Gun-Ho menunjukkan foto-foto itu kepada Mori Aikko yang dia ambil saat pertunjukan tari Mori Aikko tadi.
“Ini benar-benar aku.”
Mori Aikko melompat ke Gun-Ho lagi dan memegangi lehernya.
Keduanya duduk di meja makan dan memakan buah yang baru saja dibawa Mori Aikko.
“Kamu membeli buah yang sama persis dengan yang aku beli.”
Mori Aikko berlari ke lemari es dan membuka pintunya.
“Wow.

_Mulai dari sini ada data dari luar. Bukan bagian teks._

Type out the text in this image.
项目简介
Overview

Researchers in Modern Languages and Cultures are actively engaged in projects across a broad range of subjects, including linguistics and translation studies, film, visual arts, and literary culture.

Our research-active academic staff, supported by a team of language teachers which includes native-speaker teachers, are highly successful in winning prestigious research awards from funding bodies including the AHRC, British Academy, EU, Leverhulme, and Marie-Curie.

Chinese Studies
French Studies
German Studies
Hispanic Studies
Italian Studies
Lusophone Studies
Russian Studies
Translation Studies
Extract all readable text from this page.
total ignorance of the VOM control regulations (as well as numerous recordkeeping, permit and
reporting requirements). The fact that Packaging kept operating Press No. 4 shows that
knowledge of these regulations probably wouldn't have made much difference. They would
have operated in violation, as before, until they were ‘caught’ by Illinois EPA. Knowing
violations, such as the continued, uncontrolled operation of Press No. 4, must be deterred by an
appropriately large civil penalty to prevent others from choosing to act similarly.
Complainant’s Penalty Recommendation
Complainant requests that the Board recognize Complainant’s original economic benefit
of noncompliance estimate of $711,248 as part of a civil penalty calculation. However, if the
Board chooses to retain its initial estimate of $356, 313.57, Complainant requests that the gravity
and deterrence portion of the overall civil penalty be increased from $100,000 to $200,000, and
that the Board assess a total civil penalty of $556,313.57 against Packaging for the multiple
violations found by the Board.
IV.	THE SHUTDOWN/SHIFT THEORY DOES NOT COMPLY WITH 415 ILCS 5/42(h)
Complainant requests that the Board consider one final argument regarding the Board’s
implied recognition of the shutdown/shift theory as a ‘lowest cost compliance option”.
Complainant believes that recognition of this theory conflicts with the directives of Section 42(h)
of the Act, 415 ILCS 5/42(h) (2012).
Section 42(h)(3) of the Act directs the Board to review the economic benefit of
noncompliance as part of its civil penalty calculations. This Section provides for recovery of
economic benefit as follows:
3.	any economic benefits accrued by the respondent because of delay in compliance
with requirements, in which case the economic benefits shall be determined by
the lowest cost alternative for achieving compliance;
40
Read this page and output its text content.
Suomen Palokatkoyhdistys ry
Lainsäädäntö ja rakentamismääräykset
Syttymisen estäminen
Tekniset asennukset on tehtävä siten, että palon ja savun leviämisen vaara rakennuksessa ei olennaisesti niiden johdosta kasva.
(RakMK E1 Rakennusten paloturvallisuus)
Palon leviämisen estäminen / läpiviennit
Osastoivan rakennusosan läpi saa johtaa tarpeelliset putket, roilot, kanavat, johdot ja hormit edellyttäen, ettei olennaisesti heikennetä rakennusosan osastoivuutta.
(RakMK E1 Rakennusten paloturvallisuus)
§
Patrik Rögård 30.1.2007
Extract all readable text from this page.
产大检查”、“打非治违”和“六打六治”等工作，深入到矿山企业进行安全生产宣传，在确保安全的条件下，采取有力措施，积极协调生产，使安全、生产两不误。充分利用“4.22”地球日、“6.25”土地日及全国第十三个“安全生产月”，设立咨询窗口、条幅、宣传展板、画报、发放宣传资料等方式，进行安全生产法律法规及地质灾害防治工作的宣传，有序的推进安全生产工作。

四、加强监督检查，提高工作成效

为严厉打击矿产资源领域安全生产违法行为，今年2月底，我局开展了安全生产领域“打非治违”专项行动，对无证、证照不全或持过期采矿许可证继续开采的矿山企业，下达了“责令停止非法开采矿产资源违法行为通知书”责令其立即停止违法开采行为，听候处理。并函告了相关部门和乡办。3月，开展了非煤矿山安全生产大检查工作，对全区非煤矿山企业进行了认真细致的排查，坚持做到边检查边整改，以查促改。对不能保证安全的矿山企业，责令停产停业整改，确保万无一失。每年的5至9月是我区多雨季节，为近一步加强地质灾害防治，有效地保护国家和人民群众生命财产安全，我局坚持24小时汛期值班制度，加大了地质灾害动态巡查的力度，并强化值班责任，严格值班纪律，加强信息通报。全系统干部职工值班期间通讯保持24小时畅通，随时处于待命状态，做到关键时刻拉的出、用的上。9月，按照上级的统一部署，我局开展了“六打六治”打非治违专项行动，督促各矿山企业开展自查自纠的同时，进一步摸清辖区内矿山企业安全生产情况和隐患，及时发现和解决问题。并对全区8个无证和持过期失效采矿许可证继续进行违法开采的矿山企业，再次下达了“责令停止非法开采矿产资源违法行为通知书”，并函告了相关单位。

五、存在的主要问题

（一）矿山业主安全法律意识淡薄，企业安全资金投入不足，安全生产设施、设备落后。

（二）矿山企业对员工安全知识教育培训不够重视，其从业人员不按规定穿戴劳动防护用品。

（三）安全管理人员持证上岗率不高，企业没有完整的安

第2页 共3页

Kamu benar. Kurasa kita berdua menginginkan buah yang sama.”
Setelah mereka menghabiskan buahnya, Mori Aikko berkata,
“Oppa, kenapa tidak mandi dulu?”
“Aku akan melakukannya nanti, mungkin setelah kamu.”
“Setidaknya sikat gigimu dan cuci kakimu kalau begitu.”
Mori Aikko mengatakannya sambil menyerahkan sikat gigi baru kepada Gun-Ho.
Setelah Gun-Ho menyikat gigi dan mencuci kakinya, Mori Aikko pergi ke kamar mandi dan mandi.
Gun-Ho melihat jam tangannya. Saat itu hampir tengah malam.
Mori Aikko mengoleskan lotion ke wajah dan tubuhnya sebelum dia datang ke tempat tidur tempat Gun-Ho duduk.
“Apakah kamu memegang boneka beruang ini setiap kali kamu pergi tidur?”
“Ya. Kamu membelinya untukku.”
Dia berkata dengan senyum cerah.
Gun-Ho mencium pipi Mori Aikko. Dia hanya tidak bisa menolak. Dia terlihat sangat manis dan cantik ketika dia tersenyum seperti itu. Dia meletakkannya di tempat tidur. Kulitnya halus dan kencang setelah mandi. Gun-Ho mematikan lampu dan memeluk Mori Aikko dengan penuh semangat.